Week 12 Assignments

Textbook Chapter 3 (Dimensionality Reduction), Dimensionality Reduction Demo, and D2L Quiz

Modified

March 25, 2026

Part 1: Reading

Read Chapter 3, dimensionality reduction section (pages 140–165).

This section introduces dimensionality reduction as a technique for finding compact representations of high-dimensional data. The primary method covered is Principal Component Analysis (PCA), which identifies the directions of maximum variance in a dataset and re-expresses each sample in terms of those directions. The textbook extends beyond the demo by covering NMF (Non-negative Matrix Factorization), t-SNE, and PCA applied to image data using the faces dataset.

Part 2: Work through the Week 12 Demo

The Week 12 demo covers:

  1. Understanding feature correlations in the Wine dataset and why redundancy in a dataset motivates dimensionality reduction
  2. Understanding what PCA does: finding directions of maximum variance and re-expressing samples in terms of those directions rather than the original features
  3. Applying PCA from sklearn.decomposition using the fit/transform workflow: why scaling is required before PCA, how the fit-on-training rule applies to the PCA object the same way it applies to scalers, and what the PCA object learns during fit
  4. Understanding what the PCA output represents: how the data shape changes after transformation and what the values in the new columns mean
  5. Understanding the n_components parameter and how it controls how many principal components are retained
  6. Interpreting explained_variance_ratio_ to understand how much of the total variance each component captures
  7. Using PCA for visualization: reducing 13 features to 2 principal components and observing class separation in a scatter plot
  8. Using PCA as preprocessing for kNN: comparing accuracy on scaled features versus PCA-reduced data across different numbers of components

Part 3: D2L Quiz

Complete the Week 12 D2L quiz (Dimensionality Reduction concepts).

The quiz covers:

  • Core concepts: what dimensionality reduction is, what PCA does, and how it differs from scaling
  • Feature correlations: what a correlation coefficient measures and how redundancy between features motivates dimensionality reduction
  • PCA from sklearn.decomposition: the fit/transform workflow, the fit-on-training rule applied to PCA, what the PCA object learns during fit, how the data shape changes after transformation, and what the values in the output columns represent
  • n_components: what it controls, how to choose a reasonable value based on explained variance
  • explained_variance_ratio_: what it measures, how cumulative variance is used to evaluate how many components to retain
  • PCA for visualization versus PCA as preprocessing: two different uses of the same workflow and what each produces
  • Accuracy comparison: kNN on all scaled features versus kNN on PCA-reduced components, and why fewer components can outperform more
  • Advanced awareness: NMF, t-SNE, and inverse_transform (textbook only, pages 140–165)

D2L submission checklist

Complete the following in D2L:

  • Week 12 D2L quiz (no file uploads required this week)
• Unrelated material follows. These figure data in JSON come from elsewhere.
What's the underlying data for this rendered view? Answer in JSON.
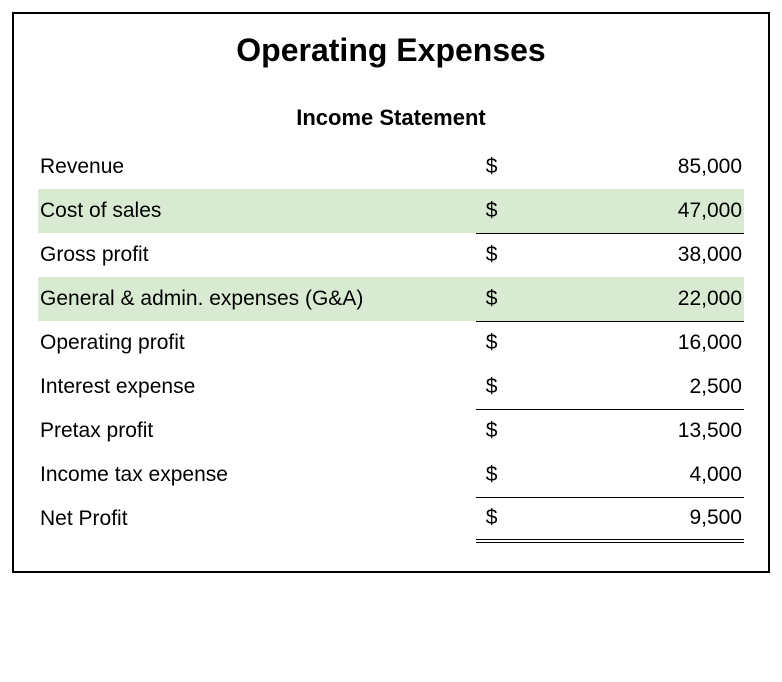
{
  "title": "Operating Expenses",
  "subtitle": "Income Statement",
  "currency_symbol": "$",
  "highlight_color": "#d9ead3",
  "background_color": "#ffffff",
  "border_color": "#000000",
  "text_color": "#000000",
  "title_fontsize": 32,
  "subtitle_fontsize": 22,
  "row_fontsize": 21,
  "rows": [
    {
      "label": "Revenue",
      "value": "85,000",
      "highlight": false,
      "underline": false,
      "double_underline": false
    },
    {
      "label": "Cost of sales",
      "value": "47,000",
      "highlight": true,
      "underline": true,
      "double_underline": false
    },
    {
      "label": "Gross profit",
      "value": "38,000",
      "highlight": false,
      "underline": false,
      "double_underline": false
    },
    {
      "label": "General & admin. expenses (G&A)",
      "value": "22,000",
      "highlight": true,
      "underline": true,
      "double_underline": false
    },
    {
      "label": "Operating profit",
      "value": "16,000",
      "highlight": false,
      "underline": false,
      "double_underline": false
    },
    {
      "label": "Interest expense",
      "value": "2,500",
      "highlight": false,
      "underline": true,
      "double_underline": false
    },
    {
      "label": "Pretax profit",
      "value": "13,500",
      "highlight": false,
      "underline": false,
      "double_underline": false
    },
    {
      "label": "Income tax expense",
      "value": "4,000",
      "highlight": false,
      "underline": true,
      "double_underline": false
    },
    {
      "label": "Net Profit",
      "value": "9,500",
      "highlight": false,
      "underline": false,
      "double_underline": true
    }
  ]
}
Note: This week focuses on reading Chapter 3 (pages 140–165), understanding the demo, and demonstrating comprehension through the quiz. There are no screenshot or coding submissions this week. The emphasis is on understanding what PCA does, how the fit/transform workflow and fit-on-training rule extend to dimensionality reduction, and how to interpret explained variance ratio when choosing the number of components.